Going for growth – or broke?

Primary Author or Creator:
David Eiser
Additional Author(s) / Creators
Mairi Spowage
Publisher:
Fraser of Allander Institute
Alternative Published Date
2022
Category:
Type of Resource:
Article
Fast Facts

Reaction to the Tax, Stamp Duty, Investment proposals in September 2022 UK budget.

More details

It is undeniably the case that the UK (and Scottish) economies have been characterised for the last 15 years by very weak growth. This has resulted in stagnation in household incomes and living standards, and constrained the growth of government revenues – with implications for investment in public services.

It makes sense therefore for the government to put the objective to raise economic growth at the centre of its strategy. But setting a 2.5% annual growth target, as the UK government has done, is much easier said than achieved.

The government’s decision to reverse the Health and Social Care Levy and cancel the planned Corporation Tax increases merely take policy back to where it has been in the recent past. It is a return to orthodoxy rather than a break from the norm, and in this sense it is difficult to see that it will make any difference to growth.

The substantial cuts to income tax do represent a bigger change to existing policy. But the hope that these will stimulate the economy is based more on blind faith than on any tangible evidence. There is no evidence internationally that countries with lower tax rates grow more quickly. Historically, UK growth rates were highest when tax rates were higher.

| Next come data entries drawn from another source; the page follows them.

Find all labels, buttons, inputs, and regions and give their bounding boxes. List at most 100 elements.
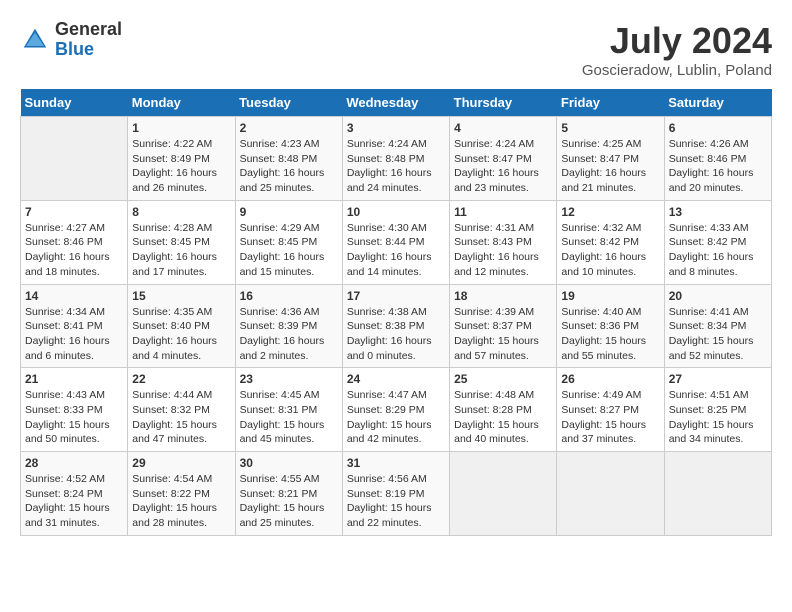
calendar-day-cell: 5 Sunrise: 4:25 AM Sunset: 8:47 PM Daylig… [557,117,664,201]
day-number: 21 [25,372,123,386]
calendar-week-row: 21Sunrise: 4:43 AM Sunset: 8:33 PM Dayli… [21,368,772,452]
day-info: Sunrise: 4:54 AM Sunset: 8:22 PM Dayligh… [132,472,230,531]
day-info: Sunrise: 4:23 AM Sunset: 8:48 PM Dayligh… [240,137,338,196]
day-info: Sunrise: 4:51 AM Sunset: 8:25 PM Dayligh… [669,388,767,447]
day-of-week-header: Friday [557,89,664,117]
day-info: Sunrise: 4:56 AM Sunset: 8:19 PM Dayligh… [347,472,445,531]
day-number: 20 [669,289,767,303]
calendar-day-cell: 30 Sunrise: 4:55 AM Sunset: 8:21 PM Dayli… [235,452,342,536]
calendar-day-cell [450,452,557,536]
day-info: Sunrise: 4:47 AM Sunset: 8:29 PM Dayligh… [347,388,445,447]
day-info: Sunrise: 4:36 AM Sunset: 8:39 PM Dayligh… [240,305,338,364]
calendar-day-cell: 8Sunrise: 4:28 AM Sunset: 8:45 PM Daylig… [128,200,235,284]
day-number: 4 [454,121,552,135]
calendar-day-cell: 3 Sunrise: 4:24 AM Sunset: 8:48 PM Daylig… [342,117,449,201]
day-number: 12 [561,205,659,219]
calendar-day-cell [664,452,771,536]
day-number: 29 [132,456,230,470]
day-number: 10 [347,205,445,219]
day-info: Sunrise: 4:25 AM Sunset: 8:47 PM Dayligh… [561,137,659,196]
day-number: 23 [240,372,338,386]
logo-text: General Blue [55,20,122,60]
day-info: Sunrise: 4:52 AM Sunset: 8:24 PM Dayligh… [25,472,123,531]
calendar-day-cell: 29 Sunrise: 4:54 AM Sunset: 8:22 PM Dayli… [128,452,235,536]
calendar-day-cell: 6Sunrise: 4:26 AM Sunset: 8:46 PM Daylig… [664,117,771,201]
calendar-day-cell: 7Sunrise: 4:27 AM Sunset: 8:46 PM Daylig… [21,200,128,284]
day-info: Sunrise: 4:34 AM Sunset: 8:41 PM Dayligh… [25,305,123,364]
day-info: Sunrise: 4:29 AM Sunset: 8:45 PM Dayligh… [240,221,338,280]
month-year: July 2024 [582,20,772,62]
day-number: 2 [240,121,338,135]
logo-icon [20,25,50,55]
day-number: 18 [454,289,552,303]
calendar-day-cell: 9 Sunrise: 4:29 AM Sunset: 8:45 PM Daylig… [235,200,342,284]
day-number: 5 [561,121,659,135]
day-number: 26 [561,372,659,386]
day-number: 25 [454,372,552,386]
day-info: Sunrise: 4:24 AM Sunset: 8:48 PM Dayligh… [347,137,445,196]
day-info: Sunrise: 4:45 AM Sunset: 8:31 PM Dayligh… [240,388,338,447]
day-number: 17 [347,289,445,303]
day-of-week-header: Sunday [21,89,128,117]
day-of-week-header: Monday [128,89,235,117]
calendar-day-cell: 10Sunrise: 4:30 AM Sunset: 8:44 PM Dayli… [342,200,449,284]
calendar-header-row: SundayMondayTuesdayWednesdayThursdayFrid… [21,89,772,117]
title-block: July 2024 Goscieradow, Lublin, Poland [582,20,772,79]
calendar-day-cell: 15Sunrise: 4:35 AM Sunset: 8:40 PM Dayli… [128,284,235,368]
day-number: 8 [132,205,230,219]
day-info: Sunrise: 4:26 AM Sunset: 8:46 PM Dayligh… [669,137,767,196]
day-number: 9 [240,205,338,219]
calendar-day-cell: 2 Sunrise: 4:23 AM Sunset: 8:48 PM Daylig… [235,117,342,201]
calendar-day-cell [21,117,128,201]
day-number: 15 [132,289,230,303]
day-number: 3 [347,121,445,135]
day-of-week-header: Saturday [664,89,771,117]
calendar-day-cell [557,452,664,536]
day-info: Sunrise: 4:48 AM Sunset: 8:28 PM Dayligh… [454,388,552,447]
day-info: Sunrise: 4:38 AM Sunset: 8:38 PM Dayligh… [347,305,445,364]
calendar-day-cell: 4Sunrise: 4:24 AM Sunset: 8:47 PM Daylig… [450,117,557,201]
calendar-day-cell: 11Sunrise: 4:31 AM Sunset: 8:43 PM Dayli… [450,200,557,284]
calendar-day-cell: 26Sunrise: 4:49 AM Sunset: 8:27 PM Dayli… [557,368,664,452]
day-number: 14 [25,289,123,303]
calendar-week-row: 7Sunrise: 4:27 AM Sunset: 8:46 PM Daylig… [21,200,772,284]
day-info: Sunrise: 4:33 AM Sunset: 8:42 PM Dayligh… [669,221,767,280]
day-info: Sunrise: 4:40 AM Sunset: 8:36 PM Dayligh… [561,305,659,364]
calendar-day-cell: 1Sunrise: 4:22 AM Sunset: 8:49 PM Daylig… [128,117,235,201]
day-of-week-header: Tuesday [235,89,342,117]
calendar-day-cell: 24Sunrise: 4:47 AM Sunset: 8:29 PM Dayli… [342,368,449,452]
calendar-day-cell: 22Sunrise: 4:44 AM Sunset: 8:32 PM Dayli… [128,368,235,452]
calendar-day-cell: 21Sunrise: 4:43 AM Sunset: 8:33 PM Dayli… [21,368,128,452]
calendar-day-cell: 13 Sunrise: 4:33 AM Sunset: 8:42 PM Dayli… [664,200,771,284]
calendar-day-cell: 17 Sunrise: 4:38 AM Sunset: 8:38 PM Dayli… [342,284,449,368]
calendar-week-row: 14 Sunrise: 4:34 AM Sunset: 8:41 PM Dayli… [21,284,772,368]
day-info: Sunrise: 4:55 AM Sunset: 8:21 PM Dayligh… [240,472,338,531]
location: Goscieradow, Lublin, Poland [582,62,772,79]
day-number: 13 [669,205,767,219]
calendar-week-row: 28Sunrise: 4:52 AM Sunset: 8:24 PM Dayli… [21,452,772,536]
day-of-week-header: Wednesday [342,89,449,117]
calendar-day-cell: 28Sunrise: 4:52 AM Sunset: 8:24 PM Dayli… [21,452,128,536]
calendar-week-row: 1Sunrise: 4:22 AM Sunset: 8:49 PM Daylig… [21,117,772,201]
day-number: 27 [669,372,767,386]
calendar-day-cell: 14 Sunrise: 4:34 AM Sunset: 8:41 PM Dayli… [21,284,128,368]
day-number: 30 [240,456,338,470]
calendar-day-cell: 20 Sunrise: 4:41 AM Sunset: 8:34 PM Dayli… [664,284,771,368]
calendar-day-cell: 18Sunrise: 4:39 AM Sunset: 8:37 PM Dayli… [450,284,557,368]
day-info: Sunrise: 4:44 AM Sunset: 8:32 PM Dayligh… [132,388,230,447]
calendar-day-cell: 12 Sunrise: 4:32 AM Sunset: 8:42 PM Dayli… [557,200,664,284]
day-number: 16 [240,289,338,303]
calendar-day-cell: 23 Sunrise: 4:45 AM Sunset: 8:31 PM Dayli… [235,368,342,452]
calendar-day-cell: 27 Sunrise: 4:51 AM Sunset: 8:25 PM Dayli… [664,368,771,452]
page-header: General Blue July 2024 Goscieradow, Lubl… [20,20,772,79]
logo-general: General [55,20,122,40]
logo-blue: Blue [55,40,122,60]
calendar-day-cell: 31 Sunrise: 4:56 AM Sunset: 8:19 PM Dayli… [342,452,449,536]
day-info: Sunrise: 4:41 AM Sunset: 8:34 PM Dayligh… [669,305,767,364]
day-info: Sunrise: 4:32 AM Sunset: 8:42 PM Dayligh… [561,221,659,280]
calendar-day-cell: 25 Sunrise: 4:48 AM Sunset: 8:28 PM Dayli… [450,368,557,452]
day-number: 31 [347,456,445,470]
day-of-week-header: Thursday [450,89,557,117]
day-number: 1 [132,121,230,135]
calendar-table: SundayMondayTuesdayWednesdayThursdayFrid… [20,89,772,536]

Whether today’s announcements unleash economic growth remains very much to be seen. Strikingly, what there was no mention of today was any plans for additional public sector investment. Despite the government’s rhetoric about reforming the ‘supply-side’ of the economy, there was little mention of the role that the skills and health of the population play in influencing the capacity of the economy to grow.

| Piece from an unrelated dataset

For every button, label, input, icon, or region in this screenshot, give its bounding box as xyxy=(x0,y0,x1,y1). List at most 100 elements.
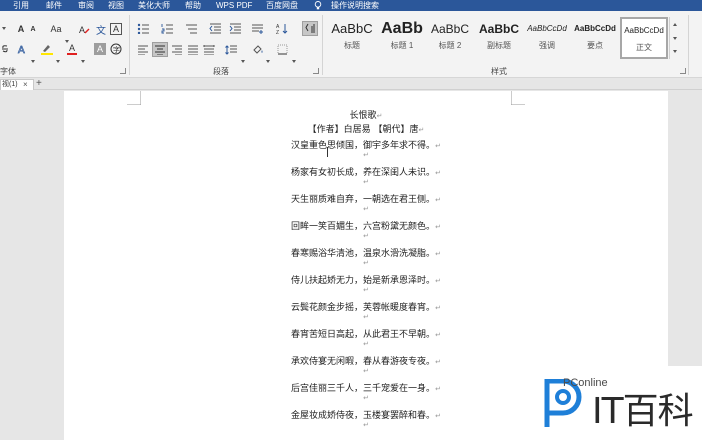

Whilst the government seems comfortable borrowing an additional £30bn or so a year to fund the tax cuts announced today, and is apparently relaxed about an over-growing burden of national debt, the path set out today will constrain the government’s room for manoeuvre on investment in public services in coming years.

At a time when parts of the public sector are struggling to deal with the legacy of the pandemic and other longstanding challenges, the implied prioritisation of tax cuts over public services investment will prove highly contentious, particularly given the regressivity of the cuts. Households in the top 10% of the income distribution in Scotland will be better off by around £24 per week on average as a result of the cancellation of the Health and Social Care Levy, whereas those in the middle of the distribution will be only £4 per week.